Bekçiler onlara, "Size, içinizden, Rabb'inizin ayetlerini okuyan ve bugüne kavuşacağınızı ihtar eden peygamberler gelmedi mi?" "Evet, geldi" derler. Lâkin azap sözü kâfirlerin üzerine hak olmuştur.

Cehennemin bekçileri onları karşılar. Cehenneme girmeye müstehak olduklarını kaydeder ve oraya gelişlerinin nedenlerini kendilerine hatırlatırlar. Burası, boyun eğmenin ve kabul etmenin yeridir. Tartışma ve çekişme yeri değil... Onlar şimdi suçlarını kabul ediyor ve teslim oluyorlar.

72- "O halde içinde ebedi kalmak üzere cehennemin kapılarından girin. Kibirlenenlerin durağı ne kötüdür" denir.

Bu, cehennemlik olan kafiledir. Büyüklük taslayanlar kafilesidir. Peki cennetlikler kervanı, takva sahipleri olan kervandakiler nasıllar acaba?

73- Rabb'lerine karşı gelmekten sakınanlar, bölük bölük cennete götürülürler. Oraya varıp kapılar açıldığında, bekçileri onlara, "Selâm size, hoş geldiniz! Temelli olarak buraya girin " derler.

Bu, çok güzel bir karşılama, hoş bir övgüdür. Nedeni de açıklanıyor: Siz arındınız; temizlendiniz. Siz tertemiz idiniz. Tertemiz olarak geldiniz. Cennette ancak güzellik vardır. Oraya ancak güzel, tertemiz olanlar girerler. Onlar, bu güzelim nimetler içinde sonsuza dek kalacaklardır.

Tam bu sırada cennetliklerin, Allah'ı övgü ve takdis ile yücelten terennümlerinin sesleri yükseliyor:

74- Onlar: "Bize verdiği sözde duran ve bizi buraya yerleştiren Allah'a hamd olsun. Cennette istediğiniz yerde oturabiliriz' derler. Yararlı iş işleyenlerin ücreti ne güzelmiş" derler.

İşte sahiplenmeye, miras almaya değecek olan yer burasıdır. Onlar oraya diledikleri şekilde yerleşiyorlar. Orada dilediklerine kavuşuyorlar.

"Yararlı iş işleyenlerin ücreti ne güzelmiş" derler.
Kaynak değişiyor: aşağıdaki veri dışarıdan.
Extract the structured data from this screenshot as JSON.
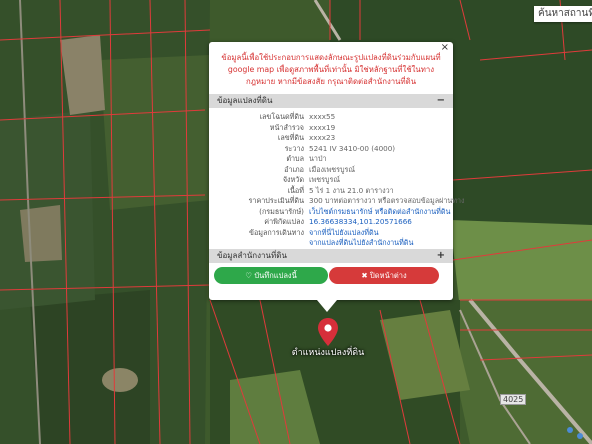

Sahne, insanın içini korku, ürperti ve saygı ile dolduran bir telkinle sona eriyor. Bu sona eriş, sahnenin bütün havası ve gölgesiyle uyum içine giriyor. Tevhid suresi şahane bir uyum ile sona eriyor. Bütün bir varlık tam bir boyun eğiş ve teslimiyet içinde hamd ile Rabb'ine yöneliyor. Her canlı ve her varlık tam bir teslimiyet içinde hamd sözcüğünü dile getiriyor.

75- Melekleri, arş'ın etrafını çevirmiş oldukları halde, Rabb'lerini hamd ile överken görürsün. Artık insanların aralarında adaletle hükmedilmiştir. "Övgü, alemlerin Rabb'i olan Allah içindir" denir.